Lantas bagaimana itu bisa terjadi? Secara ilmiah, warna bulu pada kucing dipengaruhi oleh gen. Kita tahu jika gen merupakan pembawa sifat dari semua makhluk hidup atau bisa diibaratkan sebagai data spesifik, misal jika di komputer adalah data untuk file word.

Gen terbagi menjadi dua sifat, yaitu dominan dan resesif. Gen dominan merupakan gen yang paling mempengaruhi dan biasa dilambangkan dengan huruf kapital, contohnya adalah gen warna merah tua dilambangkan dengan “M”, sedangan gen resesif adalah gen yang akan tertutupi jika bersanding dengan gen dominan dan dilambangkan dengan huruf kecil, contohnya adalah gen warna merah muda dilambangkan dengan “m”.

Dari gen inilah terjadi kombinasi-kombinasi, sehingga terciptalah berbagai macam warna bulu kucing. Sederhananya adalah seperti kita mencampur berbagai macam warna, pasti hasilnya juga akan beragam, namun tidak akan jauh beda dengan warna dasarnya. Misalnya saja, kita ingin mencampur warna putih dan kuning.

Percobaan pertama kita perbanyak warna putih dibanding warna kuning, maka warna kuning pasti akan tertutupi, karena kalah jumlah, sehingga kombinasi tersebut tetap menghasilkan warna putih. Seperti itulah cara kerja gen dominan dan resesif.

Pola Warna pada Bulu Kucing

kumpulan pola warna bulu kucing
kumpulan pola warna bulu kucing

Setelah membahas sedikit alasan dibalik banyaknya warna bulu kucing, maka selanjutnya adalah membahas terkait pola warna pada bulu kucing. Total ada 6 pola yang dapat ada di bulu kucing, yaitu pekat (solid), bergaris (tabby), dua warna (bicolor), tiga warna (tricolor), seperti motif pada cangkang kura-kura (tortoiseshell) dan pada bagian tertentu (colorpoint).

Baca juga  Virus Yang Berbahaya untuk Kucing di Rumah

Pola warna pekat (solid)

warna solid putih kucing persia
warna solid putih kucing persia

Pola ini sangat mudah dikenali, karena hanya ada satu warna pada bulunya dan tersebar merata diseluruh bagian tubuhnya, misalnya saja kucing berwarna hitam saja. Hal yang menarik dari kucing yang memiliki pola warna ini adalah ketika mereka masih anakan, karena pada saat itu, beberapa bulunya masih ada yang berwarna lain.

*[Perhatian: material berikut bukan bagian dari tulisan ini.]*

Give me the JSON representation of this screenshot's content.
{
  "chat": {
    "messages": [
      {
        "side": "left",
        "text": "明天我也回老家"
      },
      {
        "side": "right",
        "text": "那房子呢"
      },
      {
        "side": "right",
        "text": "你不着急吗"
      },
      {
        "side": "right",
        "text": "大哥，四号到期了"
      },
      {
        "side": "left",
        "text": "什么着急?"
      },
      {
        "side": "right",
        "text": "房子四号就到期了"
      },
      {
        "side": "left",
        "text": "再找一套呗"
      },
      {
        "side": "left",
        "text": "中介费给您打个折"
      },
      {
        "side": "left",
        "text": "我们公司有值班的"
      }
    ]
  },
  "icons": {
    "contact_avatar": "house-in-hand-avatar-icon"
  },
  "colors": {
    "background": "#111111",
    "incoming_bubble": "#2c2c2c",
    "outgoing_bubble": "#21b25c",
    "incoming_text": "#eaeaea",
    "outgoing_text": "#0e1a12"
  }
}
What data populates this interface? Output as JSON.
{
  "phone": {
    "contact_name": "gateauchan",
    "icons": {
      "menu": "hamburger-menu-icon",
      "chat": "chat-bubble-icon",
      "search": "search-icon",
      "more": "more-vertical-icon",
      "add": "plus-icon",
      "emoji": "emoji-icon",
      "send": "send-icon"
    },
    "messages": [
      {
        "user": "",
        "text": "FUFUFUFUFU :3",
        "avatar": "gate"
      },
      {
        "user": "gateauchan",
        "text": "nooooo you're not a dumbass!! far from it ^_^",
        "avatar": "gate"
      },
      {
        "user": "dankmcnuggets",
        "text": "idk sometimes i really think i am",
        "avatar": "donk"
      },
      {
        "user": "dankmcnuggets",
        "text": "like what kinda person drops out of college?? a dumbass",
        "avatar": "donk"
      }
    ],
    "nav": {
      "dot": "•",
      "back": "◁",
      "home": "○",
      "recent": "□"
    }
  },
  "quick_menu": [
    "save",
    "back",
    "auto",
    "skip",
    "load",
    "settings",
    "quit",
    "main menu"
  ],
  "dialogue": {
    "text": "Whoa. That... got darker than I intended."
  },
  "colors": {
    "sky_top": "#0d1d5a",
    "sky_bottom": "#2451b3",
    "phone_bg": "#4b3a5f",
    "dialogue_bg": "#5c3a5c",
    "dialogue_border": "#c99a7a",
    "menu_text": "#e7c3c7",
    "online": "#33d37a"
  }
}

Namun, ketika sudah dewasa, kurang lebih berusia 6 bulan, maka bulu berwarna lain itu akan hilang dan hanya menyisahkan satu warna pekat saja di sekujur tubuhnya. Kucing yang dikategorikan sebagai pemiliki pola warna pekat hanyalah yang benar-benar memiliki satu warna saja. Oleh karena itu, jika ada satu saja bagian tertentu yang berwarna lain, maka itu sudah bukan termasuk pola warna ini.

Pola warna bergaris (tabby)

warna bergaris /  tabby kucing
warna bergaris / tabby kucing

Umumnya, pola ini sangat sering dijumpai pada bulu kucing. Total ada empat macam dari pola ini, yaitu pola ikan makarel, bercak seperti marmer, agouti dan bertotol. Pola ikan makarel pada bulu kucing memang amat mirip dengan pola warna ada tubuh ikan makarel. Pola makarel ini identik dengan adanya garis vertikal di sekujur tubuh kucing yang tersusun dengan rapi.

Berbeda dengan pola bercak seperti marmer. Dibagian tubuhnya akan terlihat seperti pola yang membentuk bercak, mirip sekali dengan marmer. Jika pola agouti, cirinya adalah hanya ada satu pola garis yang muncul pada salah satu bagian tubuhnya saja dan pola bulu ini merupakan pola khas dari beberapa ras, salah satunya adalah Abyssinian dari Singapura, akan tetapi pola ini juga jarang terjadi dan termasuk langka.

Terakhir adalah pola garis yang bertotol. Sebenarnya ini hampir sama dengan pola makarel, namun, hanya saja garis vertikal di seluruh tubuhnya tidak tersambung, melainkan putus-putus, jadi lebih mirip garis yang putus-putus.

Pola dua warna (bicolor)

Kucing bicolor / 2 warna
Kucing bicolor / 2 warna

Syarat dari kucing yang memiliki pola ini adalah memiliki warna putih dan satu warna lainnya. Warna lainnya, bisa warna yang pekat ataupun sebuah pola warna bergaris. Pola ini termasuk sangat umum dijumpai pada hasil persilangan kucing dengan dua warna yang berbeda.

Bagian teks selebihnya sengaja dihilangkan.